Записать бы их разговор на магнитофон да послушать — бранятся муж с женой… А они оба улыбаются и поглядывают друг на друга ласково, влюбленными глазами, почти как тридцать лет назад…
А вот еще комната. В ней не очень уютно, но, в общем, удобно и чисто. Даже удивительно, что так чисто: ни на книжных шкафах, ни на столике, где разложены образцы минералов нет ни пылинки. Удивительно потому, что это жилье одинокого, холостого мужчины. А таковые, как известно, считают себя неприспособленными к столь тяжкому труду, как вытирание пыли… Впрочем, и в этой комнате не все на своем месте: недопитый стакан чая, сахарница и чайник стоят на письменном столе, рядом с пожелтевшей от времени фотографией, на которой изображены бородатый мужчина и худенькая крестьянка с застывшими лицами.

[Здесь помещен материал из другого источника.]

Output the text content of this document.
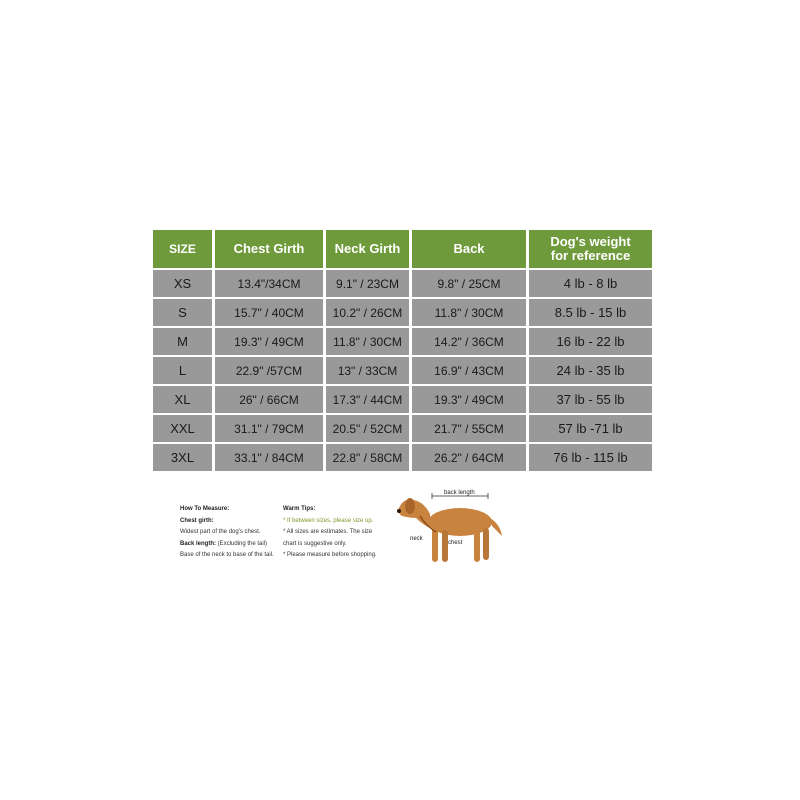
SIZE	Chest Girth	Neck Girth	Back	Dog's weight
for reference

XS	13.4"/34CM	9.1" / 23CM	9.8" / 25CM	4 lb - 8 lb
S	15.7" / 40CM	10.2" / 26CM	11.8" / 30CM	8.5 lb - 15 lb
M	19.3" / 49CM	11.8" / 30CM	14.2" / 36CM	16 lb - 22 lb
L	22.9" /57CM	13" / 33CM	16.9" / 43CM	24 lb - 35 lb
XL	26" / 66CM	17.3" / 44CM	19.3" / 49CM	37 lb - 55 lb
XXL	31.1" / 79CM	20.5" / 52CM	21.7" / 55CM	57 lb -71 lb
3XL	33.1" / 84CM	22.8" / 58CM	26.2" / 64CM	76 lb - 115 lb
How To Measure:
Chest girth:
Widest part of the dog's chest.
Back length: (Excluding the tail)
Base of the neck to base of the tail.
Warm Tips:
* If between sizes, please size up.
* All sizes are estimates. The size
chart is suggestive only.
* Please measure before shopping.
back length
neck
chest
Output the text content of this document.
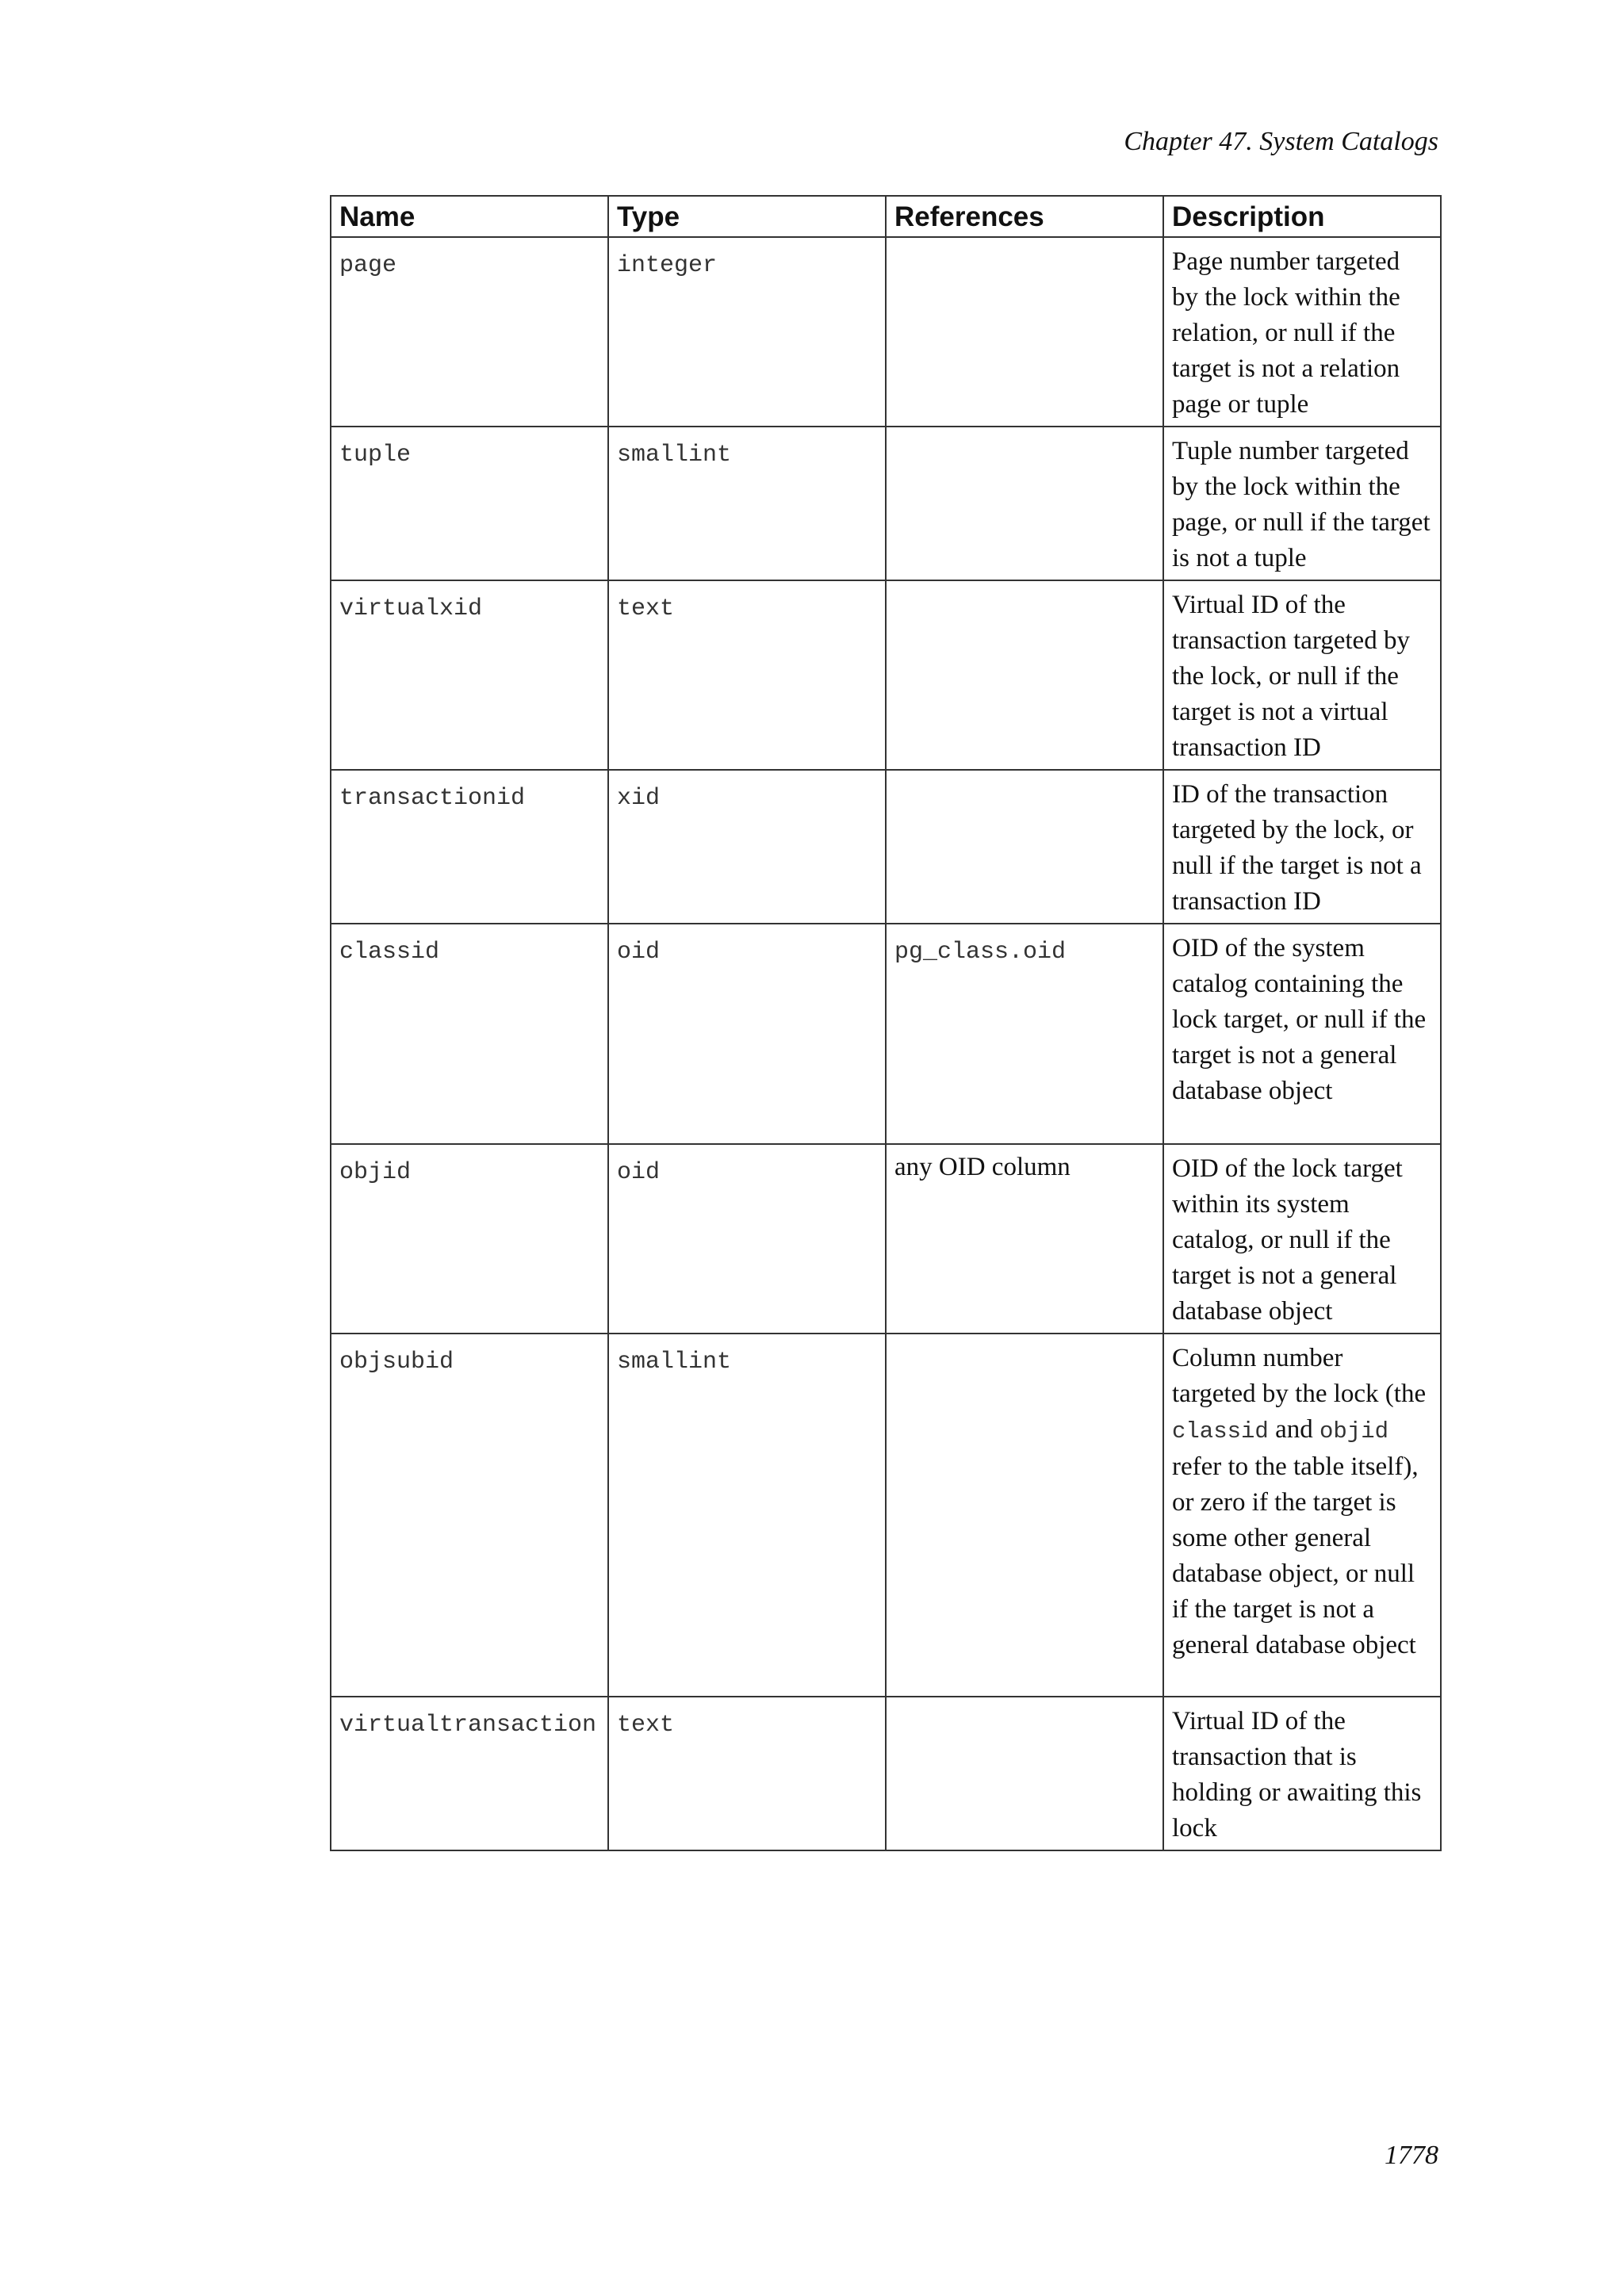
Chapter 47. System Catalogs
Name	Type	References	Description
page	integer		Page number targeted by the lock within the relation, or null if the target is not a relation page or tuple
tuple	smallint		Tuple number targeted by the lock within the page, or null if the target is not a tuple
virtualxid	text		Virtual ID of the transaction targeted by the lock, or null if the target is not a virtual transaction ID
transactionid	xid		ID of the transaction targeted by the lock, or null if the target is not a transaction ID
classid	oid	pg_class.oid	OID of the system catalog containing the lock target, or null if the target is not a general database object
objid	oid	any OID column	OID of the lock target within its system catalog, or null if the target is not a general database object
objsubid	smallint		Column number targeted by the lock (the classid and objid refer to the table itself), or zero if the target is some other general database object, or null if the target is not a general database object
virtualtransaction	text		Virtual ID of the transaction that is holding or awaiting this lock
1778
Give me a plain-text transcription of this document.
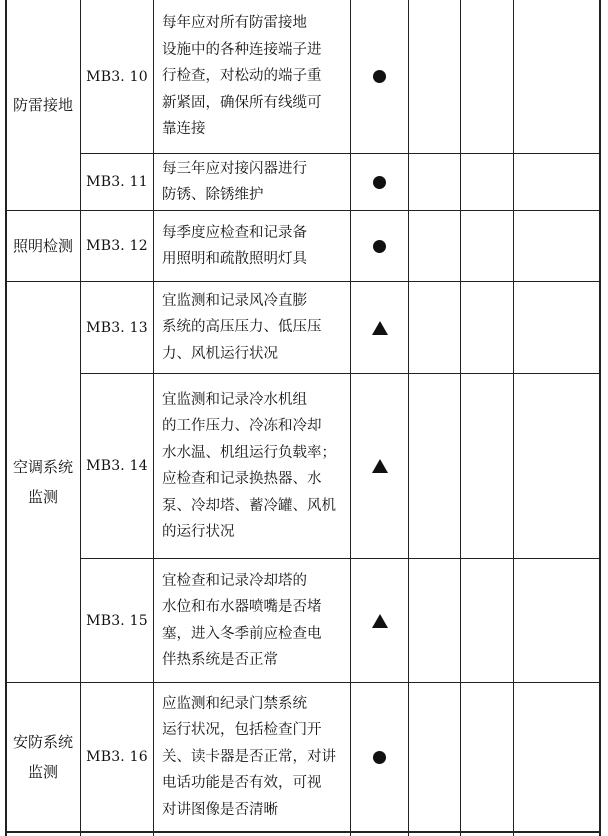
防雷接地
照明检测
空调系统
监测
安防系统
监测
MB3. 10
每年应对所有防雷接地
设施中的各种连接端子进
行检查，对松动的端子重
新紧固，确保所有线缆可
靠连接
MB3. 11
每三年应对接闪器进行
防锈、除锈维护
MB3. 12
每季度应检查和记录备
用照明和疏散照明灯具
MB3. 13
宜监测和记录风冷直膨
系统的高压压力、低压压
力、风机运行状况
MB3. 14
宜监测和记录冷水机组
的工作压力、冷冻和冷却
水水温、机组运行负载率；
应检查和记录换热器、水
泵、冷却塔、蓄冷罐、风机
的运行状况
MB3. 15
宜检查和记录冷却塔的
水位和布水器喷嘴是否堵
塞，进入冬季前应检查电
伴热系统是否正常
MB3. 16
应监测和纪录门禁系统
运行状况，包括检查门开
关、读卡器是否正常，对讲
电话功能是否有效，可视
对讲图像是否清晰
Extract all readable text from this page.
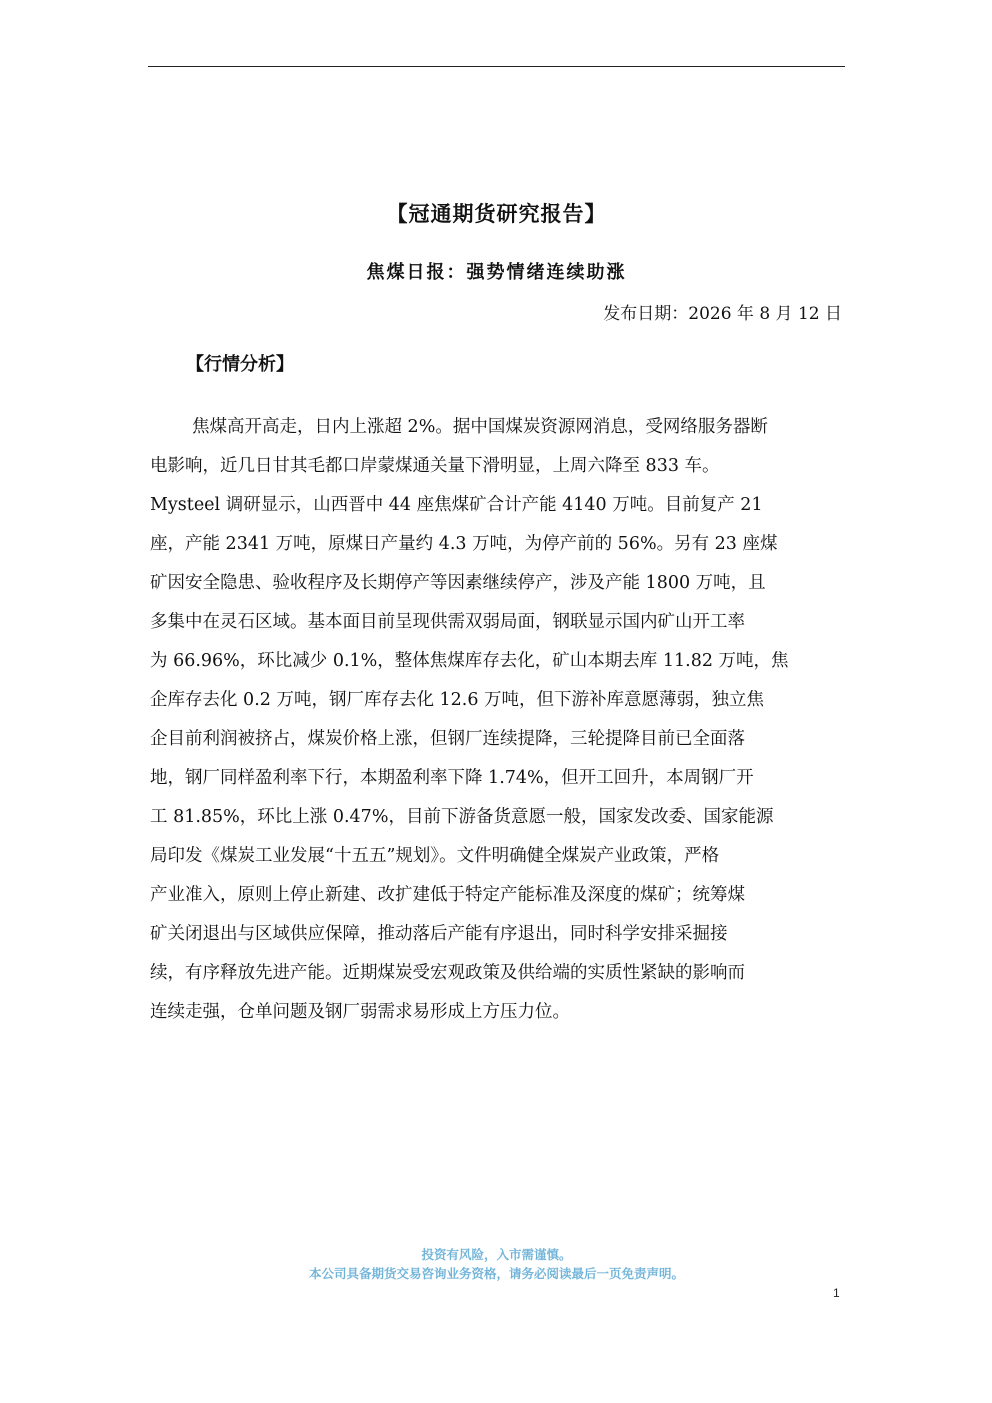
【冠通期货研究报告】
焦煤日报：强势情绪连续助涨
发布日期：2026 年 8 月 12 日
【行情分析】

焦煤高开高走，日内上涨超 2%。据中国煤炭资源网消息，受网络服务器断
电影响，近几日甘其毛都口岸蒙煤通关量下滑明显，上周六降至 833 车。
Mysteel 调研显示，山西晋中 44 座焦煤矿合计产能 4140 万吨。目前复产 21
座，产能 2341 万吨，原煤日产量约 4.3 万吨，为停产前的 56%。另有 23 座煤
矿因安全隐患、验收程序及长期停产等因素继续停产，涉及产能 1800 万吨，且
多集中在灵石区域。基本面目前呈现供需双弱局面，钢联显示国内矿山开工率
为 66.96%，环比减少 0.1%，整体焦煤库存去化，矿山本期去库 11.82 万吨，焦
企库存去化 0.2 万吨，钢厂库存去化 12.6 万吨，但下游补库意愿薄弱，独立焦
企目前利润被挤占，煤炭价格上涨，但钢厂连续提降，三轮提降目前已全面落
地，钢厂同样盈利率下行，本期盈利率下降 1.74%，但开工回升，本周钢厂开
工 81.85%，环比上涨 0.47%，目前下游备货意愿一般，国家发改委、国家能源
局印发《煤炭工业发展“十五五”规划》。文件明确健全煤炭产业政策，严格
产业准入，原则上停止新建、改扩建低于特定产能标准及深度的煤矿；统筹煤
矿关闭退出与区域供应保障，推动落后产能有序退出，同时科学安排采掘接
续，有序释放先进产能。近期煤炭受宏观政策及供给端的实质性紧缺的影响而
连续走强，仓单问题及钢厂弱需求易形成上方压力位。

投资有风险，入市需谨慎。
本公司具备期货交易咨询业务资格，请务必阅读最后一页免责声明。
1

Одетый по-домашнему, в пижаме, Пушкарев сидит на краешке стола и задумчиво смотрит на фотографию, не на ту, пожелтевшую, — на другую. Вот он осторожно коснулся бумаги… не то погладил, не то убрал малюсенькую соринку.
Эх, Наташа, ничего-то ты не знаешь! Ведь в руках Бориса Никифоровича твой портрет…
В дверь постучали. Пушкарев поспешно сунул фотографию в лежавший под рукой том «Избранного» Ферсмана, встал:
— Да!
На пороге, снимая шляпу, стоял Николай Плетнев.